Bidirectional search

Bidirectional search is a graph search algorithm that runs two simultaneous searches: one forward from the initial state, and one backward from the goal, and stopping when the two meet in the middle. The reason for this approach is that each of the two searches has complexity O(b^{d/2}) (in Big O notation), and O(b^{d/2}+b^{d/2}) is much less than the running time of one search from the beginning to the goal, which would be O(b^{d}).

This does not come without a price: Aside from the complexity of searching two times in parallel, we have to decide which search tree to extend at each step; we have to be able to travel backwards from goal to initial state - which may not be possible without extra work; and we need an efficient way to find the intersection of the two search trees. This additional complexity means that the A* search algorithm is often a better choice if we have a reasonable heuristic.

Bi-directional search can use a heuristic as well. An admissible heuristic will also produce a shortest solution as was proven originally for the A* search algorithm.

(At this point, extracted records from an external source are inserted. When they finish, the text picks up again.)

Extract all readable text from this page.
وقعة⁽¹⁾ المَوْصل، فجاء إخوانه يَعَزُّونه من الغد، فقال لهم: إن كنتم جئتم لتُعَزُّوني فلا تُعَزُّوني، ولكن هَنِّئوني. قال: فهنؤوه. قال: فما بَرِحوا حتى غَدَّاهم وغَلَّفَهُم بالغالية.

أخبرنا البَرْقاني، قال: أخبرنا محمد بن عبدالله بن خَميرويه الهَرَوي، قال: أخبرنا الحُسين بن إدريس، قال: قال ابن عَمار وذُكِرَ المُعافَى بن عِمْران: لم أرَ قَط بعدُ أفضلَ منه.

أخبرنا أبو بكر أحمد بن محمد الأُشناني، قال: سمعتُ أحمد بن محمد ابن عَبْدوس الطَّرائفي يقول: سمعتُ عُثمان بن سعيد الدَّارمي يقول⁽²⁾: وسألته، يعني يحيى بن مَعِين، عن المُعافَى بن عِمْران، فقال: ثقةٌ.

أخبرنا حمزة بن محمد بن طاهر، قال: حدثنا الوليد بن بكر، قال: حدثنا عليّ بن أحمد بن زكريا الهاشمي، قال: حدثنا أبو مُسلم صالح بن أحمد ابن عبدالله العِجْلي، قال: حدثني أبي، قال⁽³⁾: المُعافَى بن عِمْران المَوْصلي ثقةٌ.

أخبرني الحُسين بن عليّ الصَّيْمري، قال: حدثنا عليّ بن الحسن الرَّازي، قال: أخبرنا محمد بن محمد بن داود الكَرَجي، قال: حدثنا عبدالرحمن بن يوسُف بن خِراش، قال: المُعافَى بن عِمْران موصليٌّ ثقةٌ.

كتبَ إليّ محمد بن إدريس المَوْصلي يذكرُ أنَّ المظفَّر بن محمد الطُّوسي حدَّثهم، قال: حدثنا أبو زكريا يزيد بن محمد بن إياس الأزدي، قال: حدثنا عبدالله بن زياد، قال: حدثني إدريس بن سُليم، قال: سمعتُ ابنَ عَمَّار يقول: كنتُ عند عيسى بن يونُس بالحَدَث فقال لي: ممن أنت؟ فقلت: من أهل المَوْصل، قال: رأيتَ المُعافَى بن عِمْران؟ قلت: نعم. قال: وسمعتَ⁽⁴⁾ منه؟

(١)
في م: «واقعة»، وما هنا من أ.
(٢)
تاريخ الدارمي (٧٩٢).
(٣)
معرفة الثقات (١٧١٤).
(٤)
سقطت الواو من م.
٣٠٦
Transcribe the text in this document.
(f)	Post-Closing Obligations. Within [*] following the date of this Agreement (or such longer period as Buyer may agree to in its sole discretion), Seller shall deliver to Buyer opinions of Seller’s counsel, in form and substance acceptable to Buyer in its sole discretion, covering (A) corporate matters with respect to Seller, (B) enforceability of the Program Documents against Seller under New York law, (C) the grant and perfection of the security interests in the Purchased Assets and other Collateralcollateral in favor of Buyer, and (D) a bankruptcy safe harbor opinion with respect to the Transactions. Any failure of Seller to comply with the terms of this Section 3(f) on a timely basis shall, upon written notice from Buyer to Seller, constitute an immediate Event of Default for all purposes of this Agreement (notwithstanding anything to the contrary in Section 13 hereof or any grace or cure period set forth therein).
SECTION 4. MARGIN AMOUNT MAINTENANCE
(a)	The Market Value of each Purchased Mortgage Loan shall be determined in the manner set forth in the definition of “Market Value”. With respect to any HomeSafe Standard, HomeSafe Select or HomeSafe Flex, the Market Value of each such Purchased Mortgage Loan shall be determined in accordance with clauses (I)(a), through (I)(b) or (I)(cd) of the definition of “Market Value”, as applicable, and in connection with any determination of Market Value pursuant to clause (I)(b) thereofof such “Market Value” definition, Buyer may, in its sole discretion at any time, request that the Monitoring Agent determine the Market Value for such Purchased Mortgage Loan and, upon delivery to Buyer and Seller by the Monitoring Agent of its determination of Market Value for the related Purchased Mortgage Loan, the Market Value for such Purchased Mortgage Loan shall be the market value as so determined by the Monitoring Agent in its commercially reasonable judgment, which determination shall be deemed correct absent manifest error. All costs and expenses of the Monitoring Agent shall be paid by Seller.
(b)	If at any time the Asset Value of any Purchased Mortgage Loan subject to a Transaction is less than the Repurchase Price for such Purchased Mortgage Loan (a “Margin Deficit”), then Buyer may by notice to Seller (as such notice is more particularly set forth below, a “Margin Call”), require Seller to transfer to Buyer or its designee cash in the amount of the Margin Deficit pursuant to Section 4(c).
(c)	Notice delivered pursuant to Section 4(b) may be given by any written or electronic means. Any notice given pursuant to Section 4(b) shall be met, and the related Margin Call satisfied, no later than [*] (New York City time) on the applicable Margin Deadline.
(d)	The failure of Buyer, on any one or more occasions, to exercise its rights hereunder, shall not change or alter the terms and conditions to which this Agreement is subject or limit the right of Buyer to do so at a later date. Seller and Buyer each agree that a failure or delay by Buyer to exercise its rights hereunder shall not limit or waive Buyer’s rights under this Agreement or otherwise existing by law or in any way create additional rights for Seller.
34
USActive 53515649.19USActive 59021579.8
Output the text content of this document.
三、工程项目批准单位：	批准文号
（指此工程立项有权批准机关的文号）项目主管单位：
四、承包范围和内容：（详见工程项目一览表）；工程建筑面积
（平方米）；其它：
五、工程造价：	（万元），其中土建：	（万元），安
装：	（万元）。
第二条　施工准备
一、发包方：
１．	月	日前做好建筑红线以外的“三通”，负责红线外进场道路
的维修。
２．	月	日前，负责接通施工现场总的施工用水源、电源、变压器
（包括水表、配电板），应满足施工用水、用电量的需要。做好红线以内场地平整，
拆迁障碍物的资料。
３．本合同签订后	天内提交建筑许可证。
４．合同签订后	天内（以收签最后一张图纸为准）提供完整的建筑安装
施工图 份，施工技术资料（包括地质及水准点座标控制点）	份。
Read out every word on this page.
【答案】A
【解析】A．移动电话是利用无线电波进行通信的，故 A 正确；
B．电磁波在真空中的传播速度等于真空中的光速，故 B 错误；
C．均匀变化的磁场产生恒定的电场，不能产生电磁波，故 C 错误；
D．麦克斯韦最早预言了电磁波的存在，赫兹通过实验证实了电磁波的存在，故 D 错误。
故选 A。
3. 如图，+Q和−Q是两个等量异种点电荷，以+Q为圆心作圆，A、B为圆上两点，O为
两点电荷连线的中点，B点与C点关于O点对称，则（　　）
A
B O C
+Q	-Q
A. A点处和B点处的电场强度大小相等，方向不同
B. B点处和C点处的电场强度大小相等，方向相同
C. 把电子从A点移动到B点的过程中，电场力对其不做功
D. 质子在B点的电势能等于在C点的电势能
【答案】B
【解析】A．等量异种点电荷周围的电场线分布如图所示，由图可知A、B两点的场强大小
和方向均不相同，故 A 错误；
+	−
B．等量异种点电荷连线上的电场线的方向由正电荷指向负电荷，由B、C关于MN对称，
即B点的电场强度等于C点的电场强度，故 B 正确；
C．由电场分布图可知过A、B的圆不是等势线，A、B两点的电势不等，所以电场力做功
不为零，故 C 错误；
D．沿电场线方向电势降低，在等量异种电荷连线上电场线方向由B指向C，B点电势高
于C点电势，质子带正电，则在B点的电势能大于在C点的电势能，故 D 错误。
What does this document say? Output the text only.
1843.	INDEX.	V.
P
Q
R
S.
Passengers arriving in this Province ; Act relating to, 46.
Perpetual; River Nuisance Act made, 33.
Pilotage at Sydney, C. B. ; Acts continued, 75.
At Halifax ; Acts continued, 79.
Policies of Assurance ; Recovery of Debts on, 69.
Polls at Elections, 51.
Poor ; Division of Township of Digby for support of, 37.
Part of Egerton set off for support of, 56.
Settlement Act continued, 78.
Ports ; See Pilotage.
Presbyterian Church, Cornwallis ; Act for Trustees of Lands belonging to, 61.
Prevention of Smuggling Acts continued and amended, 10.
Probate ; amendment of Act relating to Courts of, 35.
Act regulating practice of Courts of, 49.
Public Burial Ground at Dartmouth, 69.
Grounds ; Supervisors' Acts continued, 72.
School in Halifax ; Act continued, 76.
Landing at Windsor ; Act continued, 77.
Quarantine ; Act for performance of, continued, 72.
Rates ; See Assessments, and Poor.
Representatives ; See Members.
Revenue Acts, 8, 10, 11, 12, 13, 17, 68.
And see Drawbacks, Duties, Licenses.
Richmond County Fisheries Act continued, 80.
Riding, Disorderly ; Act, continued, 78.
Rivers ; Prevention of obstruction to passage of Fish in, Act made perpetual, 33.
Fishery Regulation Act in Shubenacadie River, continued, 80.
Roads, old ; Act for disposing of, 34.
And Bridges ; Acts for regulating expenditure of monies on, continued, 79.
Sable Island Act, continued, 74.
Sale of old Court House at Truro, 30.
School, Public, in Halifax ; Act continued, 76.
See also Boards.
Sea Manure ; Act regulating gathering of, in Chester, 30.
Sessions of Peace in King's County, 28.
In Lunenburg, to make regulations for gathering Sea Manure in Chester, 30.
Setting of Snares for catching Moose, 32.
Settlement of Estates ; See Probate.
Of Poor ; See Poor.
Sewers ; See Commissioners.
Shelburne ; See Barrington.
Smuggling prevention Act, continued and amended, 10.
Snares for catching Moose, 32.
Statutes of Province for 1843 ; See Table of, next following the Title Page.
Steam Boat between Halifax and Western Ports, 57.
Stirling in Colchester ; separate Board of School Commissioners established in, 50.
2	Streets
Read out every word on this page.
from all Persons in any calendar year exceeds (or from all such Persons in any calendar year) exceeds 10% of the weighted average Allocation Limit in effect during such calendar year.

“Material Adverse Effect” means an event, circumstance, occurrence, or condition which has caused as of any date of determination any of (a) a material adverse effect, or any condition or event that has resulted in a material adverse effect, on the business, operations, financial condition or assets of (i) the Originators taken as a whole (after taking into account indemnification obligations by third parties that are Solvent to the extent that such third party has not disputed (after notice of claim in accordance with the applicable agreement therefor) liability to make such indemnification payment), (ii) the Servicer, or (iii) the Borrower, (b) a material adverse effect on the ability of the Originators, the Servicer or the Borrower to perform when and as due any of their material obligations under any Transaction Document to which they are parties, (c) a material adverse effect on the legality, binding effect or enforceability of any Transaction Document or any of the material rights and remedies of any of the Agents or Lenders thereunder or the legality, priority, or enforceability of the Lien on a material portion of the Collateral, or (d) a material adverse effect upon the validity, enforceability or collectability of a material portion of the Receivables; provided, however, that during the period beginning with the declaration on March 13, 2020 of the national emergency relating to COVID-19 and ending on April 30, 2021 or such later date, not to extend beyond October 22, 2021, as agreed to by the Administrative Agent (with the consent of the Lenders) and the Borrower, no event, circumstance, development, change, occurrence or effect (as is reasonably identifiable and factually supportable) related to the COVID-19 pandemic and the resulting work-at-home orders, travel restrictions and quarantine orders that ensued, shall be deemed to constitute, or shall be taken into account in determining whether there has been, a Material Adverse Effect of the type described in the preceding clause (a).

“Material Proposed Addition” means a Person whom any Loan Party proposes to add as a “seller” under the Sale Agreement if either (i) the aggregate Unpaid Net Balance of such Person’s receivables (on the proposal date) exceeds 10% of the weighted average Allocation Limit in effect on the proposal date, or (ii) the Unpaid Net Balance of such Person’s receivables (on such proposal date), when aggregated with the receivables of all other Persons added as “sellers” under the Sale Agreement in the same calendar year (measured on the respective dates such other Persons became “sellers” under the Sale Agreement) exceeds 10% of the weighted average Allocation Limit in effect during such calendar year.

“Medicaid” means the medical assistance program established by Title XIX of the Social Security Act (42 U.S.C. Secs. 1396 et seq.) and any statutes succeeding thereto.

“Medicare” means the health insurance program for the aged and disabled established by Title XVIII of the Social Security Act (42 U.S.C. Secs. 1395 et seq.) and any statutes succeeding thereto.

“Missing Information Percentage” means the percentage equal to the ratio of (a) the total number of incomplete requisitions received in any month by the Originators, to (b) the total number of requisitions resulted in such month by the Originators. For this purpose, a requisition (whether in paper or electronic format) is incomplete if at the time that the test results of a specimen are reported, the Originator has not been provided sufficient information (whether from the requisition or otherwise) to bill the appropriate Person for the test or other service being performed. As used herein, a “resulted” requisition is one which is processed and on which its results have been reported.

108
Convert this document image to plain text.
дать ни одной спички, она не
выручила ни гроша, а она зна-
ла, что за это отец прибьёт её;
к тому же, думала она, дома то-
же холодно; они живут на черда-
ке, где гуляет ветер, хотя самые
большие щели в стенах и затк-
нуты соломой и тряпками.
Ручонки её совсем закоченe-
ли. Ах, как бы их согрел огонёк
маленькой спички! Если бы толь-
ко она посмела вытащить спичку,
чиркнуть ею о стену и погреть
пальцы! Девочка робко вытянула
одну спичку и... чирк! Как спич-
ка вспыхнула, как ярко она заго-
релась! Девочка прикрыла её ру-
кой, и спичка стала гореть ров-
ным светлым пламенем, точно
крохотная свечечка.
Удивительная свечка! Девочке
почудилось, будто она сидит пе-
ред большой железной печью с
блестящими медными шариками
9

A node to be expanded is selected from the frontier that has the least number of open nodes and which is most promising. Termination happens when such a node resides also in the other frontier. A descendant node's f-value must take into account the g-values of all open nodes at the other frontier. Hence node expansion is more costly than for A*. The collection of nodes to be visited can be smaller as outlined above. Thus one trades in less space for more computation. The 1977 reference showed that the bi-directional algorithm found solutions where A* had run out of space. Shorter paths were also found when non admissible heuristics were used. These tests were done on the 15-puzzle used by Ira Pohl.

Ira Pohl was the first one to design and implement a bi-directional heuristic search algorithm. A descendant node in a frontier was evaluated only regarding the target at the other side. He reported that the two search trees were missing each other and did not meet in the middle of the search space.

References

*Dennis de Champeaux & Lenie Sint, An Improved Bi-directional Heuristic Search Algorithm, Journal ACM, vol 24, no 2, 1977 May, pp 177-191.

*Dennis de Champeaux, Bi-Directional Heuristic Search Again, Journal ACM, vol 30, no 1, 1983 January, pp 22-32.

*Ira Pohl, Bi-directional Search, in Machine Intelligence, vol. 6, eds. Meltzer and Michie, Edinburgh University Press, 1971, pp. 127-140.

*Stuart Russell and Peter Norvig. "Artificial Intelligence: A Modern Approach", 2nd ed., Prentice Hall, 2002 (§3.4).